Dijelaskannya, di samping
kualitas ada tiga isu yang membebani produk sawit. Pertama kerusakan lingkungan
seperti perusakan hutan, pencemaran atau penggundulan hutan. Kedua isu
perburuhan seperti adanya tudingan tentang rendahnya taraf hidup buruh di
perkebunan karena upah yang terlalu murah.
Ketiga, isu pekerja anak.
Memperkerjakan anak di perkebunan dinilai sebagai bentuk pencederaan hak asasi
manusia (HAM) anak.“Jadi, ketiga isu ini harus diantisipasi agar jangan melekat
pada produk sawit nasional khususnya yang akan di ekspor ke pasar
internasional,” katanya.
Dikatakan Gubernur, perkebunan
kelapa sawit Sumut pada tahun 2018 mencapai 1.209.580,95 Ha dengan produksi
minyak sawit sebesar 18.631.570,76 ton. Areal sawit ini merupakan yang terbesar
kedua di Indonesia setelah Riau.
Oleh karena itu, lanjut dia,
kondisi ini mendorong pengembangan infrastruktur pedesaan, pusat ekonomi baru
di pedesaan, menyediakan lapangan kerja dan mengurangi kemiskinan.

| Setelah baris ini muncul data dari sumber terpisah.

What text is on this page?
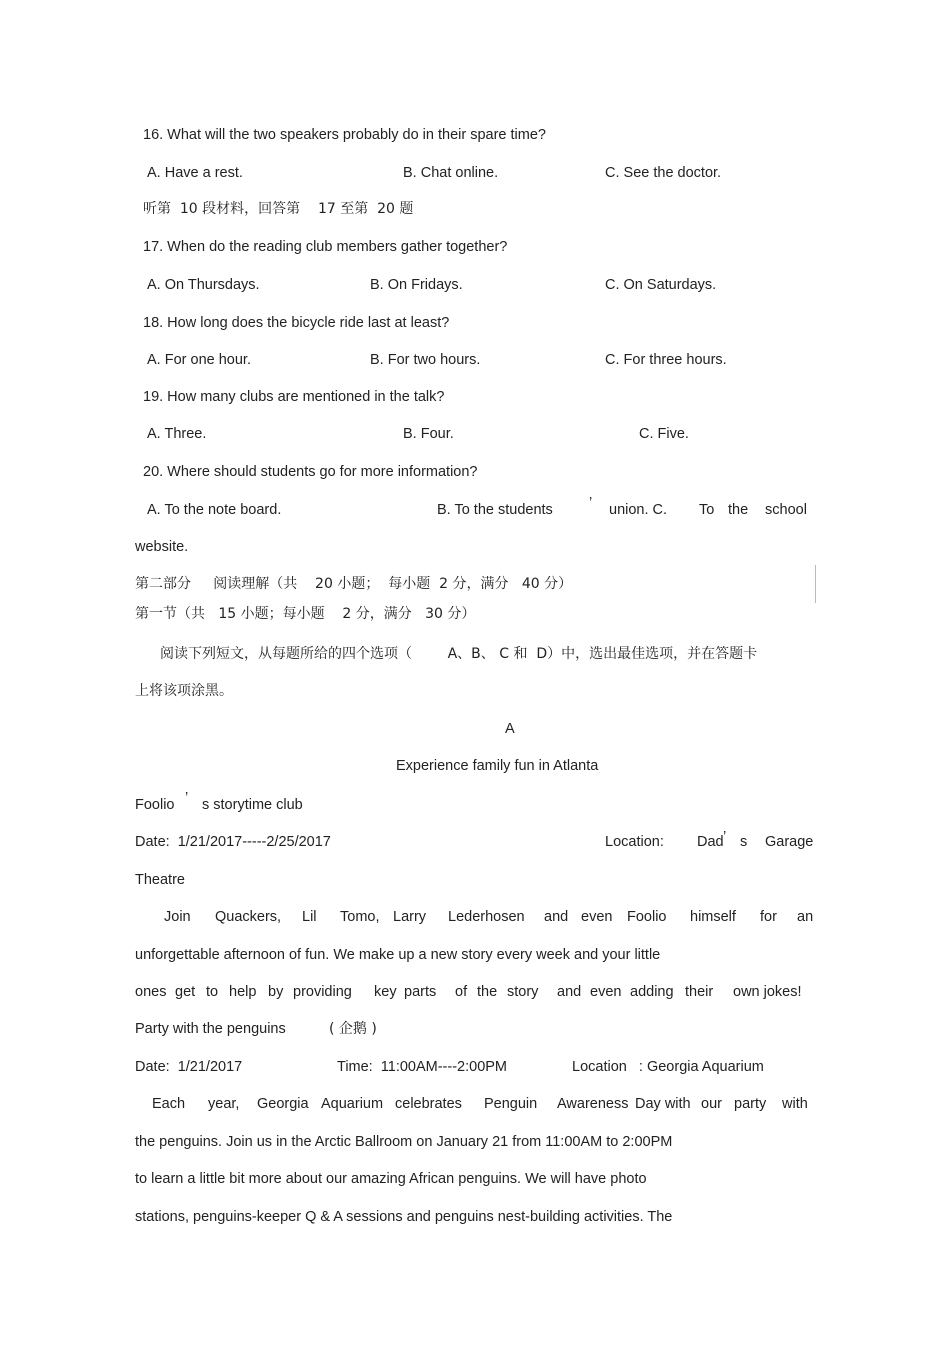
16. What will the two speakers probably do in their spare time?
A. Have a rest.	B. Chat online.	C. See the doctor.
听第  10 段材料，回答第    17 至第  20 题
17. When do the reading club members gather together?
A. On Thursdays.	B. On Fridays.	C. On Saturdays.
18. How long does the bicycle ride last at least?
A. For one hour.	B. For two hours.	C. For three hours.
19. How many clubs are mentioned in the talk?
A. Three.	B. Four.	C. Five.
20. Where should students go for more information?
A. To the note board.	B. To the students ’ union. C. To the school
website.
第二部分     阅读理解（共    20 小题；  每小题  2 分，满分   40 分）
第一节（共   15 小题；每小题    2 分，满分   30 分）
阅读下列短文，从每题所给的四个选项（        A、B、 C 和  D）中，选出最佳选项，并在答题卡
上将该项涂黑。
A
Experience family fun in Atlanta
Foolio ’ s storytime club
Date:  1/21/2017-----2/25/2017	Location: Dad ’ s Garage
Theatre
Join Quackers, Lil Tomo, Larry Lederhosen and even Foolio himself for an
unforgettable afternoon of fun. We make up a new story every week and your little
ones get to help by providing key parts of the story and even adding their own jokes!
Party with the penguins	( 企鹅 )
Date:  1/21/2017	Time:  11:00AM----2:00PM	Location   : Georgia Aquarium
Each year, Georgia Aquarium celebrates Penguin Awareness Day with our party with
the penguins. Join us in the Arctic Ballroom on January 21 from 11:00AM to 2:00PM
to learn a little bit more about our amazing African penguins. We will have photo
stations, penguins-keeper Q & A sessions and penguins nest-building activities. The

Sayangnya, masih ada isu-isu
soal lingkungan, perburuhan dan memperkerjakan anak-anak.Sebenarnya peraturan
perundang-undangan yang mengatur dan melindungi anak agar terbebas dari
pekerjaan ilegal sudah banyak disahkan misalnya UU Nomor 20 tahun 1999 tentang
pengesahaan konvensi ILO soal usia yang diperbolehkan bekerja. UU No.1 tahun
2000 tentang pengesahaan konvensi IO 182 soal larangan dan tindakan bentuk
pekerjaan terburuk untuk anak, UU No.39 tahun 1999 dan UU 13 tahun 2003 soal
ketenagakerjaan.
Pada workshop kali ini
dihadirkan narasumber Sony Sucihati dari Pusat Kajian dan Perlindungan Anak,
Irfan Afandi dari Internasional Labour Oganization (ILO), Asistant Manager
Training & TQM PT. Lonsum Adi Sumantri dan Kepala Dinas Pemberdayaan
Perempuan dan Perlindungan Anak Provinsi Sumatera Utara Hj. Nurlela. (Rd)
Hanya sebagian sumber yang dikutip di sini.